Deep Learning Based Soil Moisture Downscaling Framework for Precision Agriculture in Data-Scarce Regions

High-resolution soil moisture (SM) information is critical for irrigation decision-making, crop modelling, flood and drought prediction, and water resources management. However, satellite products only provide coarse-resolution data that cannot capture farm-scale spatial variability influenced by factors such as soil heterogeneity, topography, and anthropogenic activities. While downscaling methods offer a potential solution, they currently struggle in data-scarce regions, such as India, where the absence of dense observation networks limits their effectiveness. In this study, we present an irrigation optimisation framework that downscales satellite-derived soil moisture (SM) data to field-scale root zone soil moisture (RZSM) to support data-driven irrigation decision-making in Nashik District, Maharashtra, India.
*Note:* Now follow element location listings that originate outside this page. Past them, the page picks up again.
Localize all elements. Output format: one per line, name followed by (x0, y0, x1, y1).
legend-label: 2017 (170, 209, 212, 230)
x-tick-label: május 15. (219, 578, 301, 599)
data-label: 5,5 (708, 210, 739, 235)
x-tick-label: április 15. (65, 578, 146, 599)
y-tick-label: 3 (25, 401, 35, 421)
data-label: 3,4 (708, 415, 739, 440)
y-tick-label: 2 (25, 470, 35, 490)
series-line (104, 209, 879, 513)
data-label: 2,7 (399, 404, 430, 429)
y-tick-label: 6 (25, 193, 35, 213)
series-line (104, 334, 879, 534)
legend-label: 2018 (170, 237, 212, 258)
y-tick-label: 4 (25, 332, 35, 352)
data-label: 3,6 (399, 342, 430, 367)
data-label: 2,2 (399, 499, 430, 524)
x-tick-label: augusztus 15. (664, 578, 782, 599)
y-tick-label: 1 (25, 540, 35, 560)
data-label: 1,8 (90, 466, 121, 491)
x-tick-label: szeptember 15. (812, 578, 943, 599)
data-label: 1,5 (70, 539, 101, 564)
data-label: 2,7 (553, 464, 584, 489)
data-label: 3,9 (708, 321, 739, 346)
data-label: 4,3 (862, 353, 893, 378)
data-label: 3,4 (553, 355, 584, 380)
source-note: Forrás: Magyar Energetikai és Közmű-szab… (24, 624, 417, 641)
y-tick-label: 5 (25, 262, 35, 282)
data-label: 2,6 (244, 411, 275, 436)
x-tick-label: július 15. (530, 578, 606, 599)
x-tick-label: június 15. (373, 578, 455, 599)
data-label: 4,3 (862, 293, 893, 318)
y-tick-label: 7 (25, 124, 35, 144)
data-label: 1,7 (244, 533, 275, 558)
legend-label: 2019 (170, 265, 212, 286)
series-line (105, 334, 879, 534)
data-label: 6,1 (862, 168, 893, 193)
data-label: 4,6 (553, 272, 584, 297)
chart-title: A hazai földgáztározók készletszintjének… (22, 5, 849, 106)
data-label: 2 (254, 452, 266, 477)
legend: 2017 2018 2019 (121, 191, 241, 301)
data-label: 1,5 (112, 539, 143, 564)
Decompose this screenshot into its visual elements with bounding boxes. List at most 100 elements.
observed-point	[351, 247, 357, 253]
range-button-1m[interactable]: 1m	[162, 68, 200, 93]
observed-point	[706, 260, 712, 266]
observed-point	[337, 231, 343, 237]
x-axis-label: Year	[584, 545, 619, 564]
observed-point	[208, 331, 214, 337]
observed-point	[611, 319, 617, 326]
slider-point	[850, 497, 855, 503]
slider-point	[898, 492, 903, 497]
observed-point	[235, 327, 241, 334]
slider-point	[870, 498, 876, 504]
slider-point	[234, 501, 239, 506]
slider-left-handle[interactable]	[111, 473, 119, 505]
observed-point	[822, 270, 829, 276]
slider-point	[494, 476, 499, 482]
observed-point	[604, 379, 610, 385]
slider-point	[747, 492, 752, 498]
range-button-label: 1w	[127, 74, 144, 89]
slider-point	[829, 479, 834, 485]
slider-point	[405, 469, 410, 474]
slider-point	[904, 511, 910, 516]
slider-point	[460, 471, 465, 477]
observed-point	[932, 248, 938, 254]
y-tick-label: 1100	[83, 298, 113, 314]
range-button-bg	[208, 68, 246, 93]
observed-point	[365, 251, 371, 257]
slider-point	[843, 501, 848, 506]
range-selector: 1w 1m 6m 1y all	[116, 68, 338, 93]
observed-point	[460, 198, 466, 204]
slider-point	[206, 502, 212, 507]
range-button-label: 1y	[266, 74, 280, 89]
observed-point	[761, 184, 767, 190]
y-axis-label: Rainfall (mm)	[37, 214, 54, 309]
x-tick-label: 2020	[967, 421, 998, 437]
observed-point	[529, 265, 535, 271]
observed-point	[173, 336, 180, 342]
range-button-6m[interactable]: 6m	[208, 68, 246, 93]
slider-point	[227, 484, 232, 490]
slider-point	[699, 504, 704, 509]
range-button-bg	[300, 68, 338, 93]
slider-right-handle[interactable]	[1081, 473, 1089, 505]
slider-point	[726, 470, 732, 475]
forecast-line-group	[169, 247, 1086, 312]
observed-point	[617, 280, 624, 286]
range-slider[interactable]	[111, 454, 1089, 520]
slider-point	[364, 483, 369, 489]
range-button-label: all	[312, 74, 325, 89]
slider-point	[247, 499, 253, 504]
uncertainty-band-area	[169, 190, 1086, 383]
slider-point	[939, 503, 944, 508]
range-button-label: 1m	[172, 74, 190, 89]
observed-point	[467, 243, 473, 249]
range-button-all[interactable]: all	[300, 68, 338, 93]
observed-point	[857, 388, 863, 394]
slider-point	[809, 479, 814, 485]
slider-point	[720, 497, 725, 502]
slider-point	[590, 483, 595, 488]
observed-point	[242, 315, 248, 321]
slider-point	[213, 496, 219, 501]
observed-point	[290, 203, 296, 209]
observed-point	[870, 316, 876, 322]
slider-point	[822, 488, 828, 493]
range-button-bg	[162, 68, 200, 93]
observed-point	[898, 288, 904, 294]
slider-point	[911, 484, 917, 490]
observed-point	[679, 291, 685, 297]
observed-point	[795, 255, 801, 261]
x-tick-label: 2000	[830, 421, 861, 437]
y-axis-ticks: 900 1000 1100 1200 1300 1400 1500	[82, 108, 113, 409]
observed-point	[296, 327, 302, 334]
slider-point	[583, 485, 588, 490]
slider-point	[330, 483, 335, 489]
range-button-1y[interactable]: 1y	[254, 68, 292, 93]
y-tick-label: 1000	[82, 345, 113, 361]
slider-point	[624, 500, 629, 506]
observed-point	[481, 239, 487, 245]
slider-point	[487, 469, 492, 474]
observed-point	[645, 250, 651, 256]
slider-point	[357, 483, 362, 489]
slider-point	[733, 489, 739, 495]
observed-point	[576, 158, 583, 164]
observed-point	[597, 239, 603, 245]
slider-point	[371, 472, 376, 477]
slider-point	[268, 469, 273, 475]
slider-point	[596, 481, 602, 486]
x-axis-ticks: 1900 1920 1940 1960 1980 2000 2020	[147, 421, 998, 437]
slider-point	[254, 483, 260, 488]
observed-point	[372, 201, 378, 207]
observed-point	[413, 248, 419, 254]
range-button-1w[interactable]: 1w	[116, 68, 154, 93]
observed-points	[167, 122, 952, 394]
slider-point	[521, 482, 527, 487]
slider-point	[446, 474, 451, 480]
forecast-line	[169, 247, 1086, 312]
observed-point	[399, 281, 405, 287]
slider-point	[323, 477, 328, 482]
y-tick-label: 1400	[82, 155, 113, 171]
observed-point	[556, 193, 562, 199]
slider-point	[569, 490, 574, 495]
Utilising a Convolutional Long Short-Term Memory (ConvLSTM) network, we integrated sparsely located in-situ data from ground-based sensors with remote sensing predictors, including precipitation, vegetation indices, land surface temperature, and terrain attributes. The ConvLSTM architecture captures non-linear spatial and temporal interactions governing the field-scale SM variability. The models achieved strong performance, with Root Mean Square Error (RMSE) values from 0.02 to 0.08 m³/m³, Mean Absolute Error (MAE) values from 0.02 to 0.06 m³/m³, Correlation Coefficient (r) values ranging from 0.79 to 0.92, and Coefficient of Determination (R²) values between 0.61 and 0.88. These results validate the potential of deep learning for accurate field-scale SM estimation without requiring dense ground networks. Building on this, we are currently extending the framework by coupling the ConvLSTM architecture with a farm-scale ecohydrological model. This hybrid approach enables generalised, field-scale mapping at ungauged locations without in-situ sensors, offering a scalable, scientifically grounded solution for precision agriculture in water-stressed regions. This work can support farmers in making informed irrigation decisions and contribute to improved water management practices.